2. lastModifiedBy (User ID or Device ID)

This field was absolutely crucial for solving the “Echo” problem and preventing synchronization loops.

  • Purpose: To uniquely identify who (or what system) made the most recent change to a record.
  • The Logic: When RxDB pulls new data from the server (via Mesh), it inspects the lastModifiedBy field:
    • If lastModifiedBy === CurrentUserOrDeviceID, RxDB correctly assumes, “I already have this version; I was the one who pushed it.” It then intelligently drops this incoming data, preventing re-processing.
    • If lastModifiedBy === OtherUserOrSystemID, RxDB recognizes this as a genuine external change and applies the update to its local store.

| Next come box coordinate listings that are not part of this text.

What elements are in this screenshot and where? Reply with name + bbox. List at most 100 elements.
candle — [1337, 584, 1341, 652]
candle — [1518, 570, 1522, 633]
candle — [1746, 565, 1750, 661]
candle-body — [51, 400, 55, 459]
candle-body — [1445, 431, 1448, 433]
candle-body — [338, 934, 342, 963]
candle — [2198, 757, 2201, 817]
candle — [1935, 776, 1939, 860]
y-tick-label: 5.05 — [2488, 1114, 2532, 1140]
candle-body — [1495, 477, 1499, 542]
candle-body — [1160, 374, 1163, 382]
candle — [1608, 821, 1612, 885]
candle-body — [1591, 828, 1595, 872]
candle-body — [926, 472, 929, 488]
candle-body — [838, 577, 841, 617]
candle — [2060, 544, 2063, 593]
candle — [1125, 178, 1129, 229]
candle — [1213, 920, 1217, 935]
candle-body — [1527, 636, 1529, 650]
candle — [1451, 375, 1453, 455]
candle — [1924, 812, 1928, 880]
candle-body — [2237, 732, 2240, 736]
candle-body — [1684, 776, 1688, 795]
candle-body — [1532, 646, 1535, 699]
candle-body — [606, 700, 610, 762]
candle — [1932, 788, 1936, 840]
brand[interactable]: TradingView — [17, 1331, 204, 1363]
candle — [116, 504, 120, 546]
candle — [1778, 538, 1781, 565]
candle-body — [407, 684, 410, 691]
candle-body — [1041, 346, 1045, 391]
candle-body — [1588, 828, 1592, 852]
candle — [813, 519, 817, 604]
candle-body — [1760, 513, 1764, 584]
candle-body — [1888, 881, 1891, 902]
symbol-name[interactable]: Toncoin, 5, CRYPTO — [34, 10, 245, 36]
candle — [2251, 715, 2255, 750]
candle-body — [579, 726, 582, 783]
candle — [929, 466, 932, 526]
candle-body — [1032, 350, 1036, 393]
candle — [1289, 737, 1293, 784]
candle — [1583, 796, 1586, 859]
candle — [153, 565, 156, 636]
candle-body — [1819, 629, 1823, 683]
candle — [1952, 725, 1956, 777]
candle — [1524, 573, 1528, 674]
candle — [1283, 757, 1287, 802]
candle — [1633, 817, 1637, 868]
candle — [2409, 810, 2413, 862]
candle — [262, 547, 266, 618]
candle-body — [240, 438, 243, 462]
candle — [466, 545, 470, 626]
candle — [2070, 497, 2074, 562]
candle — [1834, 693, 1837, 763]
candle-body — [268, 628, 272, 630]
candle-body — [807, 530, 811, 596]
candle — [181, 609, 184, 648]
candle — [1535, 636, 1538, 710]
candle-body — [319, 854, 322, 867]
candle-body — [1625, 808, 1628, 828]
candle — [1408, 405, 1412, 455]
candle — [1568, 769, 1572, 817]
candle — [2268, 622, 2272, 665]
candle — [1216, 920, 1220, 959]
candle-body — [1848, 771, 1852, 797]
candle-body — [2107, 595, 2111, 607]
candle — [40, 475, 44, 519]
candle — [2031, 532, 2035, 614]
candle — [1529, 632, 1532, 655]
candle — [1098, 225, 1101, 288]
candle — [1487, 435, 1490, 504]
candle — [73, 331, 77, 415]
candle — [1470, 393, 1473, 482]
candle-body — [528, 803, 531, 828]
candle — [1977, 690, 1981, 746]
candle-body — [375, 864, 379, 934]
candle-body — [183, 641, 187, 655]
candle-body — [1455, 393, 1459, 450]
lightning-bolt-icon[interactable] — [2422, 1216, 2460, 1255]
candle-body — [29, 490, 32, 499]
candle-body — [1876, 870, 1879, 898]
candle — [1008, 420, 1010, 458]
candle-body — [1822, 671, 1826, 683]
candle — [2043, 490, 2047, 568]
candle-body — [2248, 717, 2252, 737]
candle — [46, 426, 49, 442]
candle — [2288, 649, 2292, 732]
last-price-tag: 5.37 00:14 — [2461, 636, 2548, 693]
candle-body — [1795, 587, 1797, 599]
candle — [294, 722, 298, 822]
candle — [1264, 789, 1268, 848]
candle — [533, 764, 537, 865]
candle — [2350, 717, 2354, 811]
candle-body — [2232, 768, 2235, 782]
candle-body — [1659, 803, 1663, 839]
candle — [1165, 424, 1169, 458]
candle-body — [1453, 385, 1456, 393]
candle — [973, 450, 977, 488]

Conceptual Code Logic (within RxDB Replication Config):

TypeScript

// Inside RxDB Replication Config for the 'pull' stream

pull: {

    async handler(lastCheckpoint) {

        // 1. Query GraphQL Mesh for updates since the last known checkpoint

        const response = await graphQLMeshClient.query(

            GetDocumentsChangedSinceQuery, 

            { minUpdatedAt: lastCheckpoint.updatedAt }

        );




        // 2. Filter out "Echoes" (our own changes) to prevent feedback loops

        const incomingDocs = response.data.items.filter(doc => {

            // Only process documents that were modified by ANOTHER user/system

            // 'myUserId' or 'myDeviceId' is a client-side identifier.

            return doc.lastModifiedBy !== myUserId; 

        });




        return {

            documents: incomingDocs,

            checkpoint: { updatedAt: new Date().toISOString() } // Update our client-side checkpoint

        };

    }

},

// ... (push configuration for sending local changes to Mesh)

 

The Unifying Role of GraphQL Mesh

The true elegance of this architecture lies in how GraphQL Mesh unifies the system. The backend REST APIs can remain simple, focusing on core CRUD operations and maintaining the two required metadata fields. RxDB on the client side handles its local database and reactive UI. It’s GraphQL Mesh that takes on the heavy lifting of translation and orchestration.

We leveraged Mesh’s powerful Transforms feature. Even if different microservices used inconsistent field names (e.g., one had updated_time, another last_modified_date), Mesh allowed us to map them all to a unified lastModifiedAt in the GraphQL schema. This ensures the frontend code remains clean, consistent, and oblivious to the underlying REST heterogeneity.

Conclusion

Modernizing and enhancing legacy systems doesn’t always necessitate a complete, costly backend rewrite. By strategically combining the client-side power of RxDB for robust offline data management with the flexible integration capabilities of GraphQL Mesh, we built a state-of-the-art, resilient offline-first application.

This approach delivered:

  • True Offline Capability: Users can work seamlessly for extended periods without an internet connection, with the app behaving identically online or offline.
  • Minimal Backend Impact: We avoided asking backend teams to significantly alter their existing, battle-tested REST APIs.
  • Accelerated Development: GraphQL Mesh dramatically reduced the need for custom frontend data fetching, mapping, and sync logic, saving substantial development time.
  • Blazing-Fast UI: The UI reads directly from the local browser database, virtually eliminating network latency from routine user interactions and providing an instant, delightful experience.

By accepting the “Last Write Wins” strategy (a pragmatic choice for many business applications) and mandating two well-defined metadata fields (lastModifiedAt, lastModifiedBy) on our REST endpoints, we successfully tackled common synchronization challenges like the “Echo” problem. This resulted in a robust and maintainable offline-first system that truly empowers users in any network condition.